Overblog Suivre ce blog
Editer l'article Administration Créer mon blog

Publié par Marcel DJABIOH

#gabon: GABON : L'urgence de passer aux choses plus sérieuses

Le 19 juillet 2014, le Front de l'Opposition pour l'Alternance rappelait que :

"En 2010, l’article 4 de la Constitution a été modifié. Dans sa nouvelle formulation, cet article dispose que le Gouvernement peut demander à la Cour constitutionnelle de proroger, dans les délais à sa convenance, le mandat du président de la République ou de tout autre élu. Pour être clair, la Constitution Gabonaise permet, depuis 2010, à la Cour constitutionnelle de proroger pour une durée laissée à sa discrétion, la durée du mandat du président de la République. Dès lors, cette Institution qui s’est faite complice du coup d’Etat électoral de 2009, et dont la servilité vis-à-vis du pouvoir n’est plus à démontrer, a désormais la capacité juridique de le maintenir selon son bon vouloir, se substituant ainsi au peuple gabonais dans l’exercice de sa souveraineté."

Nous sommes donc en face d'une disposition constitutionnelle, en flagrante contradiction avec l'article 3 alinéa 2 qui dispose que : "Aucune section du peuple, aucun groupe, aucun individu ne peut s’attribuer l'exercice de la souveraineté nationale".

Si la démarche judiciaire du Front se heurte à l'autoritarisme despotique de Bongo Ondimba II, et qu'il lui vienne à tout hasard la malveillante idée de proroger son mandat, conformément à l'article 4 de la Constitution, en alléguant comme cas de force majeure, l'impossibilité pour l'état, de financer l'organisation de l'élection présidentielle, la chute du prix du pétrole, la réduction des recettes de l'état et l'augmentation des salaires, vers quoi courrait le Gabon dès 2016 ?

Ce 19 juillet 2014, les gabonais avaient entendu dire que : "La proximité des prochaines élections présidentielle et législatives nous commande d’agir dans l’urgence car, le risque est grand que l’organisation de celles-ci, comme les précédentes, présente de grands dangers pour la stabilité du Gabon, si rien n’est fait pour leur donner un caractère démocratique.

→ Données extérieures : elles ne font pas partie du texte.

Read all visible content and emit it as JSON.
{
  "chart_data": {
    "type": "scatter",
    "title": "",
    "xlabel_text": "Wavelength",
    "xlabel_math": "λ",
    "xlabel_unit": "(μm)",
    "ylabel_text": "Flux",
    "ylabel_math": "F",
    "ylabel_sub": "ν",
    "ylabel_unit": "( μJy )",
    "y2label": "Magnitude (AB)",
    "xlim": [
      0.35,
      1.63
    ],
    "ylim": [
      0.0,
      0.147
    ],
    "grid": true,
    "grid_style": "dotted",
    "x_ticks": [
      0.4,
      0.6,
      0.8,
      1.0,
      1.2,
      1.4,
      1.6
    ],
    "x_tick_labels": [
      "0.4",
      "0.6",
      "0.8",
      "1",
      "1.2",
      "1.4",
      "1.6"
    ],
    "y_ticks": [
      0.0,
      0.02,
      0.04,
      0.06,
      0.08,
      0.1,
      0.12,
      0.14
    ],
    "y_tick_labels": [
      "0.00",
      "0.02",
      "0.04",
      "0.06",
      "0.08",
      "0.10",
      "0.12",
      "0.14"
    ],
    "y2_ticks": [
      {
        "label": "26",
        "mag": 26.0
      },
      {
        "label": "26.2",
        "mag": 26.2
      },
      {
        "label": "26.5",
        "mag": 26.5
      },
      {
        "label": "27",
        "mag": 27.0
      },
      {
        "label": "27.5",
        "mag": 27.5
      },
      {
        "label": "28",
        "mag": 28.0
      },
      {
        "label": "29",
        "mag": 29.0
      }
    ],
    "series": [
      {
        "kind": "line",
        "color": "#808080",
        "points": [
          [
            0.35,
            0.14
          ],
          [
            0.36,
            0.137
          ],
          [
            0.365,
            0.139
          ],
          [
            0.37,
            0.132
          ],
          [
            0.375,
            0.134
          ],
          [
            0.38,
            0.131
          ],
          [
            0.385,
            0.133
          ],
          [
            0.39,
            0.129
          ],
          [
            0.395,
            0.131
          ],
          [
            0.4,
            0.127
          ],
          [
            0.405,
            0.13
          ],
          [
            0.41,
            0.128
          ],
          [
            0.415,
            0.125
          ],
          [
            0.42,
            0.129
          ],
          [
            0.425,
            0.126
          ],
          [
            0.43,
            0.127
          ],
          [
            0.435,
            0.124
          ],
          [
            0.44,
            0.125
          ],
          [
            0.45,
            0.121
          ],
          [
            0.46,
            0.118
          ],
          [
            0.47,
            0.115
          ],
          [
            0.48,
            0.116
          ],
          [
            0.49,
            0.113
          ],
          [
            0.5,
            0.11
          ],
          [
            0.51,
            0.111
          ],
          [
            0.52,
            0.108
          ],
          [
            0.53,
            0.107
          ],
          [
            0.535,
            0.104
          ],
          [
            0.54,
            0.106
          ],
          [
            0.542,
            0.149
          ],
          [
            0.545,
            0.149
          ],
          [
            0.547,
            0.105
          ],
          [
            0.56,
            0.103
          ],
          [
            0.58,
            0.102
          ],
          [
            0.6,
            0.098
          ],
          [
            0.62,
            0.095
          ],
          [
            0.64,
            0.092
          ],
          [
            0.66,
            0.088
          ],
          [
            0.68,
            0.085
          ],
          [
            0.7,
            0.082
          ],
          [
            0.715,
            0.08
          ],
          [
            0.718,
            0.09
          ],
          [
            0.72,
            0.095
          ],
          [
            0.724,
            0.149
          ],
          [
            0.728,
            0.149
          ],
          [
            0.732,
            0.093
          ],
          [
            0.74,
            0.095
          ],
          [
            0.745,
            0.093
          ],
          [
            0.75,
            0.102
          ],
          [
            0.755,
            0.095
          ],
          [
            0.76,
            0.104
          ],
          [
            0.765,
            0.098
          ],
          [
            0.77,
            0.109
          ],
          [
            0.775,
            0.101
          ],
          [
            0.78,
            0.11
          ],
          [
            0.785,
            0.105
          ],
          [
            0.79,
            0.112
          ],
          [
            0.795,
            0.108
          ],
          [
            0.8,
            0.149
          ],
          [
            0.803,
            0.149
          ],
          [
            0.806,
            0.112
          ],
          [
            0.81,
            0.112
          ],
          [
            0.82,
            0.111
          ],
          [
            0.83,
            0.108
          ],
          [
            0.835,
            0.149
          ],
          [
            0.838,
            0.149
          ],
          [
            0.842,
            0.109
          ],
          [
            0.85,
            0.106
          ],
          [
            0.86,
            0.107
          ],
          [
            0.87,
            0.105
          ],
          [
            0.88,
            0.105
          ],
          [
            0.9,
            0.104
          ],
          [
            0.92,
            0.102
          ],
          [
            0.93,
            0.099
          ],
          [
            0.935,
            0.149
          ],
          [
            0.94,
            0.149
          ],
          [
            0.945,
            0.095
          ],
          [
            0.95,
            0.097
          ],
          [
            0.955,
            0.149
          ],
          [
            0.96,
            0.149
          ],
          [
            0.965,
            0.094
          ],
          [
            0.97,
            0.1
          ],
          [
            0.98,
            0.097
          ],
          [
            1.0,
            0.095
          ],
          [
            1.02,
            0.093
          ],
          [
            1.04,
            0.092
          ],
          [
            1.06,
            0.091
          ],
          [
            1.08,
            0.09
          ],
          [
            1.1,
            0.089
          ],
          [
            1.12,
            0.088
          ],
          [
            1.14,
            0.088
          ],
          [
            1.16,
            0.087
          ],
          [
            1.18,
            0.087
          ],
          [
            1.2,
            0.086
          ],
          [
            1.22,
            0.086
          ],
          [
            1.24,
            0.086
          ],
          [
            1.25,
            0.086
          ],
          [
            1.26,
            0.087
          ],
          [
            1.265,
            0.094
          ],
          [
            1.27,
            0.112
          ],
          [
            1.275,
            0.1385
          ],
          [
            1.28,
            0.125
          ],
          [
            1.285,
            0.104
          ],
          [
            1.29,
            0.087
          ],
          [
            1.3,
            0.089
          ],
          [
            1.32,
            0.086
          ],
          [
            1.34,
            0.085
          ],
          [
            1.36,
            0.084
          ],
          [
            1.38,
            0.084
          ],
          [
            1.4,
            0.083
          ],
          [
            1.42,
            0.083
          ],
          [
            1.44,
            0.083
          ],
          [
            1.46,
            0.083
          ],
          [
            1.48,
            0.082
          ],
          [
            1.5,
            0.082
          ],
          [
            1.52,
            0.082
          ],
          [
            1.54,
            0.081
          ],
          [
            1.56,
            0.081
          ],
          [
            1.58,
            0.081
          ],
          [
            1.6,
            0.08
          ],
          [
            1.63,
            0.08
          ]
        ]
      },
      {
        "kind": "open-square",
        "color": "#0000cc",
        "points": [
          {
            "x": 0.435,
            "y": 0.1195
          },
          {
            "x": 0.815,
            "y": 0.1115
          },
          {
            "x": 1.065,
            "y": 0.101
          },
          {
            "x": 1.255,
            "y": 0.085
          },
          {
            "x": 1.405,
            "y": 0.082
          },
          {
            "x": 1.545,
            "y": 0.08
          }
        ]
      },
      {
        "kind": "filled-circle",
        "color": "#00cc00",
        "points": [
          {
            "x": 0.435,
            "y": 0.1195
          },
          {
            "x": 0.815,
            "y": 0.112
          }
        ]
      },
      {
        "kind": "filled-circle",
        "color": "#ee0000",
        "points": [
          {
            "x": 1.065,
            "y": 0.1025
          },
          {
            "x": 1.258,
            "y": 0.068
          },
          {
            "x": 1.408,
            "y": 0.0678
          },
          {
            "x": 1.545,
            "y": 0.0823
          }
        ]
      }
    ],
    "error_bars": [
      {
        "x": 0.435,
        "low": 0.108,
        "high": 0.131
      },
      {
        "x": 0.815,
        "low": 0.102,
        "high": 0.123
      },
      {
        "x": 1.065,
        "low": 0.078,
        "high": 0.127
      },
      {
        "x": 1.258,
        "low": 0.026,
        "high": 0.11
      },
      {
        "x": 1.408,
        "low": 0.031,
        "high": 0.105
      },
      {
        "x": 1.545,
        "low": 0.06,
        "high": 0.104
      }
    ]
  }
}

Les diverses modifications constitutionnelles, qui ont contribué à la chosification et à la personnalisation du pouvoir, dont celles ayant supprimé le scrutin à deux tours et institué la non-limitation des mandats présidentiels, ont gravement affaibli les espoirs qu’avait fait naître la Constitution de 1991, discutée et adoptée consensuellement par l’Opposition et la Majorité, au sein du Parlement de l’époque.

Le retour aux fondamentaux de cette Constitution de 1991, en les actualisant par rapport à l’environnement politique, économique, social et culturel du pays, est une exigence dont nous ne pouvons faire abstraction".

Il semble que le sujet devient de plus en plus urgent et qu'une campagne d'explication et de sensibilisation s'impose désormais au Front.